Taranto. L’ennesimo abuso di ArcelorMittal nell’Ilva. L’azienda non consente l’ispezione dei commissari.

Taranto. L’ennesimo abuso di ArcelorMittal nell’Ilva. L’azienda non consente l’ispezione dei commissari.

Ferrucci direttore del personale ARCELOR MITTAL ha dichiarato che l’azienda “non era pronta” e che la presenza di un gruppo ispettivo di una quindicina di persone, accampando una squallida strumentale giustificazione e cioè che l’accesso richiesto costituiva un problema “causa Covid”.

ROMA – E’ stata impedita l’ispezione dei commissari di Ilva in amministrazione straordinaria, in quanto rappresentanti della proprietà dell’ Ilva di Taranto, dal gestore ArcelorMittal che opera nello stabilimento con un contratto di fitto d’azinda.

ArcelorMittal attraverso il direttore del personale, Arturo Ferrucci, uomo di stretta fiducia dell’amministratore delegato Lucia Morselli, con un comportamento che definire arrogante è poca cosa, non ha consentito il loro accesso.
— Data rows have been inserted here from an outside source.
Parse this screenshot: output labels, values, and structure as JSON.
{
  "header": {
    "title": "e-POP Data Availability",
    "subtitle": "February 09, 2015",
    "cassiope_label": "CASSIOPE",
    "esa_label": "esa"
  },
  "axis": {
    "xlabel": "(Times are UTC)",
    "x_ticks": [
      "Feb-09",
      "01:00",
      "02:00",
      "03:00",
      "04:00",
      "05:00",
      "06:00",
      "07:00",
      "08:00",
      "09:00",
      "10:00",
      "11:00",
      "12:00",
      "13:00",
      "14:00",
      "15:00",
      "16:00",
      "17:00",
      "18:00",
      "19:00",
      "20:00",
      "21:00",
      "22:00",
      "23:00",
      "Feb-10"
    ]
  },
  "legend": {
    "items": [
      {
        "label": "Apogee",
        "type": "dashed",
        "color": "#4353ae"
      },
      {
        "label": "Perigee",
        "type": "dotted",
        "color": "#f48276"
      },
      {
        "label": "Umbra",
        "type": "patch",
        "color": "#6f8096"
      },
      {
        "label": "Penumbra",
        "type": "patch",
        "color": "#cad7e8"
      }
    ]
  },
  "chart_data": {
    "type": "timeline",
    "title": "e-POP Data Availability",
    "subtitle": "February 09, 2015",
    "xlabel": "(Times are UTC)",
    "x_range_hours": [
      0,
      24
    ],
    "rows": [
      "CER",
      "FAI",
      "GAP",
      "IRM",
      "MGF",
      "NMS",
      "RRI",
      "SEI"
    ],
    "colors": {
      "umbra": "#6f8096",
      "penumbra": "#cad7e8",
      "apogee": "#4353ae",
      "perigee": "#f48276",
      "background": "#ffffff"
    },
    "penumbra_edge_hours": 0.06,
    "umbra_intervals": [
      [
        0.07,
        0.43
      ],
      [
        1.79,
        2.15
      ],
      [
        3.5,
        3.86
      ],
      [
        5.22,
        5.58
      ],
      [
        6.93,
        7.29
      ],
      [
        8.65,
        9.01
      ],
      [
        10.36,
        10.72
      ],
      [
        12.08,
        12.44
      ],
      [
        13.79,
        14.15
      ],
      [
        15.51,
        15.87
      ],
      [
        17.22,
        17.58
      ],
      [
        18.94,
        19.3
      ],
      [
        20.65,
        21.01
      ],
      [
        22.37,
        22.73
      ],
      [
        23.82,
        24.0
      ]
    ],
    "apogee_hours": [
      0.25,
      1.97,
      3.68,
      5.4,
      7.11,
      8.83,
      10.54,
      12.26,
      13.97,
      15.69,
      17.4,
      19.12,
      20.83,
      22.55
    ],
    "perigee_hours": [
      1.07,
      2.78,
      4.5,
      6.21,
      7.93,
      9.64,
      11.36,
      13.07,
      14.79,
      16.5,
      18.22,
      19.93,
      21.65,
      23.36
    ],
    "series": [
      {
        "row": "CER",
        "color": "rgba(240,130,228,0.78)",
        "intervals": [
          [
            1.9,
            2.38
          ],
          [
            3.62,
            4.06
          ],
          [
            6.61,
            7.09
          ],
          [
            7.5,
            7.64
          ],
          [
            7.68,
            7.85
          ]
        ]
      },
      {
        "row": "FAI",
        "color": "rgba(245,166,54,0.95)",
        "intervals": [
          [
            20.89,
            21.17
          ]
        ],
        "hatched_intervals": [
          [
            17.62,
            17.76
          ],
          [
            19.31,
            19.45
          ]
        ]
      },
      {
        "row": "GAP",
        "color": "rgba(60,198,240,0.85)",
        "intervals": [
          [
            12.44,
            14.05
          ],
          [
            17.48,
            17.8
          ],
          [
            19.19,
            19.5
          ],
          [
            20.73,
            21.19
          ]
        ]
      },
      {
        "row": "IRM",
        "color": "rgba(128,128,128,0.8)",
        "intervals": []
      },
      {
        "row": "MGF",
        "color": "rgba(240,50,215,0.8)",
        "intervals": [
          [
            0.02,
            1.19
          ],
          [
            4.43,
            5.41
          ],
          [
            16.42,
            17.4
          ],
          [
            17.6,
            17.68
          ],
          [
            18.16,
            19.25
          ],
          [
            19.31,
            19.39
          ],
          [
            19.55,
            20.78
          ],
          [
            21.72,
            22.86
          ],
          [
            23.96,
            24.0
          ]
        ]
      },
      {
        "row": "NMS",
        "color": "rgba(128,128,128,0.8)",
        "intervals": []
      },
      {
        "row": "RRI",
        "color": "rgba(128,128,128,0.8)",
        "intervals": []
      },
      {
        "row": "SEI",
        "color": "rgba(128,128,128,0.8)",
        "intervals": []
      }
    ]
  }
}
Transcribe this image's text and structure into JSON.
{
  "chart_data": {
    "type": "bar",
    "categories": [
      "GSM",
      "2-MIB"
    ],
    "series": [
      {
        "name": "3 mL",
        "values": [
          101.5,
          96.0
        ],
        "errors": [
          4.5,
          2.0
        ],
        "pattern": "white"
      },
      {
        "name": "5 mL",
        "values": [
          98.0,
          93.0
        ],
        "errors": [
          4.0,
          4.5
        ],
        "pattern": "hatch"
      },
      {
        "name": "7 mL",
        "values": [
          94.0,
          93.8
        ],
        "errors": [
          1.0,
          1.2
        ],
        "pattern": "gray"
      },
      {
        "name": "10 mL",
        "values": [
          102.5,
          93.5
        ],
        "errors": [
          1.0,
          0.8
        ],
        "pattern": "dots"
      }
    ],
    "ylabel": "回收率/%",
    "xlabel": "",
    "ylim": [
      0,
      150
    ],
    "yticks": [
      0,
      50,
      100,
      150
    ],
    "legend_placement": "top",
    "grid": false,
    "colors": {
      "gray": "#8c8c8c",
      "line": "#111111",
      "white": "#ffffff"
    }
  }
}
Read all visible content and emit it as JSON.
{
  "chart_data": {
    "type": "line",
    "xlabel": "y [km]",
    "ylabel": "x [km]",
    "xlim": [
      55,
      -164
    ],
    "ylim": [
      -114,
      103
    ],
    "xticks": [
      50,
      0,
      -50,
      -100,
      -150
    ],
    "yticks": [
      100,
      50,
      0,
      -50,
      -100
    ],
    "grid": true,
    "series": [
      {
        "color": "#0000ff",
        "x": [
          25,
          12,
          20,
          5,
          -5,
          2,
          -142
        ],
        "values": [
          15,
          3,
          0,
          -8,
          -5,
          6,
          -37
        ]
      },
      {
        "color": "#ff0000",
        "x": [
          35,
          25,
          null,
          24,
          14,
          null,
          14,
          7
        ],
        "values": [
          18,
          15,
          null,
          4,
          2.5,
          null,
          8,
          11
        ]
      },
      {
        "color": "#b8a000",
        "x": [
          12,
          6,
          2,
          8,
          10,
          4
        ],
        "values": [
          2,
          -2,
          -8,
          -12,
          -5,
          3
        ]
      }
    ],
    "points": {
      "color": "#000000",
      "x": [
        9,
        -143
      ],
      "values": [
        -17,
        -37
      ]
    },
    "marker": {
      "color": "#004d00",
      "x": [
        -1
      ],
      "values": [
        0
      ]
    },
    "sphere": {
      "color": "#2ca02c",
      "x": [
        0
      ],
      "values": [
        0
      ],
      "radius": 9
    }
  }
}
Ferrucci ha dichiarato che l’azienda “non era pronta” e che la presenza di un gruppo ispettivo di una quindicina di persone, accampando una squallida strumentale giustificazione e cioè che l’accesso richiesto costituiva un problema “causa Covid“.

Quanto accaduto verrà segnalato alla Procura ed alla Prefettura di Taranto a cui cui verrà inoltrato copia del verbale di mancato accesso allo stabilimento.

L’iniziativa dei i commissari che avevano inviato un regolare e tempestivo preavviso all’azienda, è stata una lettera del Prefetto di Taranto, dr. Demetrio Martino, che aveva ascoltato le segnalazioni dei sindacati metalmeccanici ricevuti lo scorso 22 maggio mentre era in corso un presidio di protesta davanti allo stabilimento.

La fabbrica è al minimo storico, non si fanno manutenzioni e temiamo per la salvaguardia degli impianti” avevano riferito i sindacalisti al Prefetto il quale aveva scritto ai commissari Ilva, Francesco Ardito, Alessandro Danovi e Antonio Lupo, ed a Barbara Valenzano custode giudiziario dell’area a caldo che si trova sotto sequestro da luglio 2012. La Procura di Taranto ha chiesto alla Valenzano che all’ispezione partecipi anche Ilva in amministrazione straordinaria, in quanto proprietaria dello stabilimento siderurgico jonico, ma il custode Valenzano non ha ancora programmato un sopralluogo.

I sindacati hanno aggiunto allo stato degli impianti, anche un’altra segnalazione, inerente alla forza lavoro attualmente operativa in fabbrica. In piena emergenza Covid dal 26 marzo al 3 aprile, il prefetto Martino dispose che ArcelorMittal facesse lavorare ogni giorno 3.500 lavoratori distribuiti sui tre turni, per garantire la salvaguardia degli impianti, vietando al gruppo franco-indiano per lo stesso periodo di vendere le proprie produzioni.

Invece la forza lavoro presente nei giorni scorsi, era inferiore a quanto ritenuto ed indicato dal prefetto “soglia di salvaguardia”. I sindacati hanno dichiarato che dal 18 al 24 maggio, citando numeri forniti da ArcelorMittal, 2.921 dipendenti (l’organico è di 8.200) erano al lavoro , 4.200 in cassa integrazione Covid, 320 in ferie, 80 in malattia e 140 fuori per permessi vari. Dal 25 al 27 maggio, invece, i presenti erano 3.036, in cassa 3.580, in ferie 250, in malattia 50 e sono rimasti i 140 con i permessi. Al momento ArcelorMittal produce appena 7.500 tonnellate al giorno, il minimo “storico” dello stabilimento siderurgico di Taranto

Nel corso della call conference con il Governo ed i sindacati dello scorso 25 maggio, Lucia Morselli amministratore delegato di ArcelorMittal, aveva riferito e sostenuto che l’azienda riceve mail di clienti tutti i giorni, con le quali si rinviano gli ordini di acquisto.

Da oggi lunedì 1 giugno parte anche la seconda cassa integrazione, incredibilmente senza alcun accordo sindacale. Fra quattro giorni, cioè il prossimo 5 giugno, è attesa da Governo, Ilva in Amministrazione Straordinaria e sindacati la presentazione del nuovo piano industriale di ArcelorMittal che a parole sostiene di voler restare, mentre nel frattempo si assiste alla fuga da Taranto di tutti i manager inizialmente trasferiti dal gruppo franco-indiano, il che sembra ogni giorno di più una fuga programmata.